Не получив требуемой помощи в Саратове, девушка за свой счет прошла лечение в Санкт-Петербурге. А когда вернулась, обратилась в надзорный орган. Прокуратура подала в суд на областной онкологический диспансер и министерство здравоохранения региона. Чтобы те возместили расходы, понесенные пациенткой для спасения жизни.
Исход дела может решить экспертиза, которая установит — правомерно ли саратовские медики отказали девушке? Однако судья поручил проведение этой экспертизы организации, учредителем которой является один из ответчиков — министерство здравоохранения Саратовской области.
Контекст
По данным Министерства здравоохранения России, в 2018 году Саратовская область оказалась на четвертом месте среди регионов Приволжского федерального округа по заболеваемости онкологией. Соответствующий диагноз был поставлен 11,1 тысячи человек. В 55 случаях больными оказывались дети. На конец года на учете состояло 64 тысячи жителей. Меньше года с момента постановки диагноза прожили 22,3 процента пациентов. В 20,7 процента случаев диагноз был поставлен на четвертой стадии, в 32-х — на первой.
Цитата
«Ведь новые препараты для того и придумывают, чтобы облегчить лечение. Но в регионах они применяются с большим скрипом. Знаете, когда они без проблем применяются? Только когда ты уже прошел девять кругов ада…».
Начало
— Я заболела в октябре 2016 года. У меня была выявлена лимфома Ходжкина — онкология лимфатической системы. Лечили в областном онкологическом диспансере, который находится в Саратове в Смирновском ущелье. Первые полгода — по стандартной схеме, которая применяется для всех, кто впервые заболел.
Это достаточно эффективная схема, в 90 процентов случаев она помогает, излечивает людей. Но есть еще 10 процентов, у которых наблюдается резистентность — то есть, они оказываются устойчивы к схеме лечения и она не помогает. Соответственно, с ними все гораздо сложнее. Я попала в эти 10 процентов. На фоне проводимого лечения у меня начали появляться новые очаги.
Мне сказали: выбирайте любой федеральный центр — Москва или Питер. Там уже специалисты определят дальнейшую тактику вашего лечения. Потому что это сложный клинический случай. Здесь, на местах, лечат на основании рекомендаций специалистов федеральных центров. Не знаю, прописано ли это где-то, но медицинская практика складывается именно так.

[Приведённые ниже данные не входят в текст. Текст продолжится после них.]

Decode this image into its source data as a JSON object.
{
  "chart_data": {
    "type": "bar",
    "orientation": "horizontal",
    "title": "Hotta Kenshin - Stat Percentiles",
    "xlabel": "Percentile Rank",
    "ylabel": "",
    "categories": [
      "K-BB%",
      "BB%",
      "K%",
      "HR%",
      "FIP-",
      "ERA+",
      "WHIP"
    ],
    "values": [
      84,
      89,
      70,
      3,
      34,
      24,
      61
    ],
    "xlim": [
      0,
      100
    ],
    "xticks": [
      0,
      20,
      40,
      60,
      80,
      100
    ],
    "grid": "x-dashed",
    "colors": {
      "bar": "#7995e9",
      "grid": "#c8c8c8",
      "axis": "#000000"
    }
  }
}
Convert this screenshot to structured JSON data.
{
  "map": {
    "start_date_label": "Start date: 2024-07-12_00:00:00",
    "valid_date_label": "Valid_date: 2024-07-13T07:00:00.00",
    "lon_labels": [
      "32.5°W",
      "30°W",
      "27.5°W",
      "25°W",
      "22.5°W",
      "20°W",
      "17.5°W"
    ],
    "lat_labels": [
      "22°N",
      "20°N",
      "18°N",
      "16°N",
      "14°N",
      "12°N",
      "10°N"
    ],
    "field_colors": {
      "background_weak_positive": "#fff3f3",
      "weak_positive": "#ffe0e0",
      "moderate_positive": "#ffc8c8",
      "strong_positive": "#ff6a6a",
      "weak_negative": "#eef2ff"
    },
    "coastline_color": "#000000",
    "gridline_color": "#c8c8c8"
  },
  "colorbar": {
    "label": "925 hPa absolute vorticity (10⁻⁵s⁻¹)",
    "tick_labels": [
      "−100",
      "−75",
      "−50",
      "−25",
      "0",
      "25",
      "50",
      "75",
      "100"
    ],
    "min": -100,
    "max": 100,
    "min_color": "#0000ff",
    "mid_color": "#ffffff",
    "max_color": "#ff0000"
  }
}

Я выбрала Питер и поехала туда. В НИИ детской онкологии, гематологии и трансплантологии имени Горбачевой. Там прописали новую схему, которую мне уже в Саратове после этого применяли. Это так работает: каждые три месяца приезжаешь на контрольное обследование в Санкт-Петербург, там дают рекомендации — продолжить лечение по выбранной схеме или поменять ее. На протяжении полутора лет ко мне таким образом применили две схемы лечения. Обе они были дорогостоящие и нестандартные. Все оплачивалось местным бюджетом.
Традиционная ориентация
— Наступил злополучный декабрь 2018 года. В Питере мне провели ПЭТ КТ обследование (позитронно-эмиссионная томография, — прим. авт.) и сказали, что в очередной раз необходимо менять тактику лечения. Назначили лечение препаратами брентуксимаб и бендамустин. Этот курс рассчитан на три месяца.
Я вернулась из Питера в декабре 2018 года. Все делала оперативно, сразу с самолета побежала в онкодиспансер. Там мне сказали, что таких препаратов, которые рекомендованы федеральными специалистами, у них нет. Их необходимо закупать, а на то время, пока будут это делать, меня продолжат лечить по старой схеме. Потому что на проведение аукционов нужно как минимум месяц.
Спустя месяц, в последних числах января 2019 года, я зашла в онкодиспансер, чтобы узнать: что происходит. На портале госзакупок так и не были объявлены аукционы на покупку требуемых препаратов. И тут мне объявили, что руководство саратовского диспансера якобы против смены курса лечения. Стали говорить о том, что схема, предложенная в Питере, нестандартная, а они считают, что необходимо лечить по стандартам.
Это было не просто неожиданное заявление, а удивительное. Ведь у меня на руках были не только рекомендации из Санкт-Петербурга, но и решение врачебной комиссии самого областного онкодиспансера! Речь идет о дорогостоящих препаратах, а в таких случаях всегда созывается специальная врачебная комиссия, в которую входят заведующие, заместители главного врача. Всего — пять человек. И они все единогласно проголосовали за то, что необходимо применять препараты брентуксимаб и бендамустин. Причем, все обосновали — исходя из течения заболевания, основываясь на рекомендациях из Питера и так далее. Был составлен официальный документ, который имеется у меня на руках. И тут вдруг они же говорят мне, что отказываются проводить лечение по этой одобренной схеме!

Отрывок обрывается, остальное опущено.